Entenda porque Cazuza cuspiu na bandeira do Brasil durante show
A música “Brasil” de Nilo Romero, George Israel e Cazuza, é considerada um dos maiores protesto da música popular brasileira dos anos 1980. A canção se tornou ainda mais conhecida após a execução histórica de Cazuza em um show em 1988 no palco do Canecão, no Rio de Janeiro, quando o cantor cuspiu na bandeira do país.
A cena aconteceu quando alguém jogou uma bandeira do país aos pés dele. O artista, então, pegou o símbolo nacional, esticou e deu duas cusparadas. A atitude ficou conhecida como um protesto artístico e gerou muitas críticas.
Entenda o momento histórico
Em meio à inflação galopante e ao alto desemprego, além de décadas de censura e falta de transparência na ditadura, a população ansiava por mudanças. Ainda que a nova Constituição Federal tenha avançado nesse sentido, a tensão social no país era latente, o refrão “Brasil, mostra a tua cara/ Quero ver quem paga pra gente ficar assim” fala sobre isso.

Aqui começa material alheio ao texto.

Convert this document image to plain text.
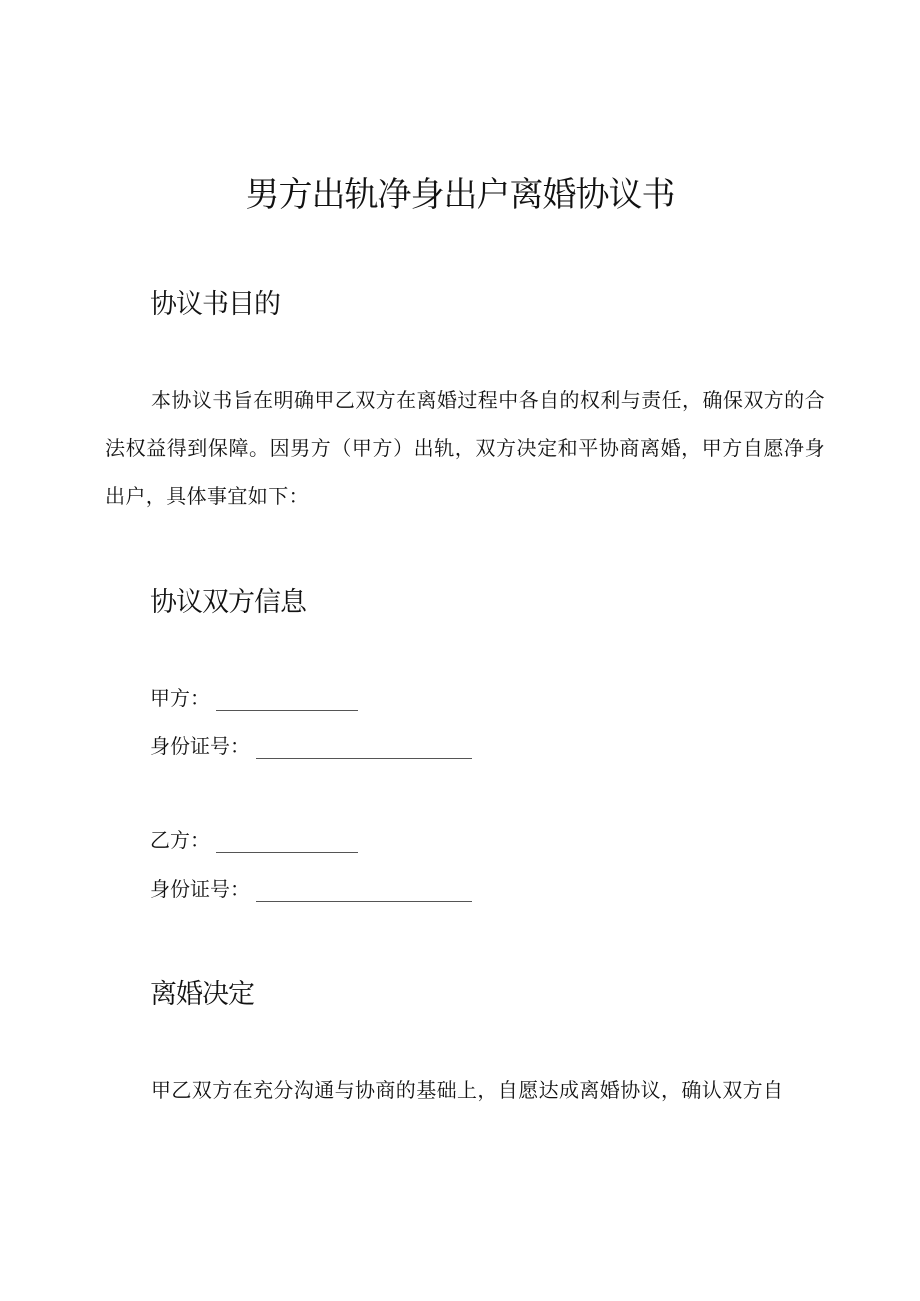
男方出轨净身出户离婚协议书
协议书目的

本协议书旨在明确甲乙双方在离婚过程中各自的权利与责任，确保双方的合法权益得到保障。因男方（甲方）出轨，双方决定和平协商离婚，甲方自愿净身出户，具体事宜如下：

协议双方信息
甲方：
身份证号：
乙方：
身份证号：
离婚决定

甲乙双方在充分沟通与协商的基础上，自愿达成离婚协议，确认双方自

Nesta segunda-feira a morte do poeta da MPB, que faleceu devido a complicações geradas pela aids, completa 35 anos. Para homenagear o cantor, a cena da cusparada no Canecão é exibida e debatida no documentário “Cazuza: Boas Novas”, de Nilo Romero e Roberto Moret, que estreia este mês nos cinemas.
Confira a carta de Cazuza na integra:
“Está havendo uma polêmica, um “escândalo”, como dizia o Jornal do Brasil de terça-feira, 18 de outubro, com o fato de eu ter cuspido na bandeira brasileira durante a música ‘Brasil’ no meu show de domingo no Canecão. Eu realmente cuspi na bandeira, e duas vezes. Não me arrependo. Sabia muito bem o que estava fazendo, depois que um ufanista me jogou a bandeira da plateia.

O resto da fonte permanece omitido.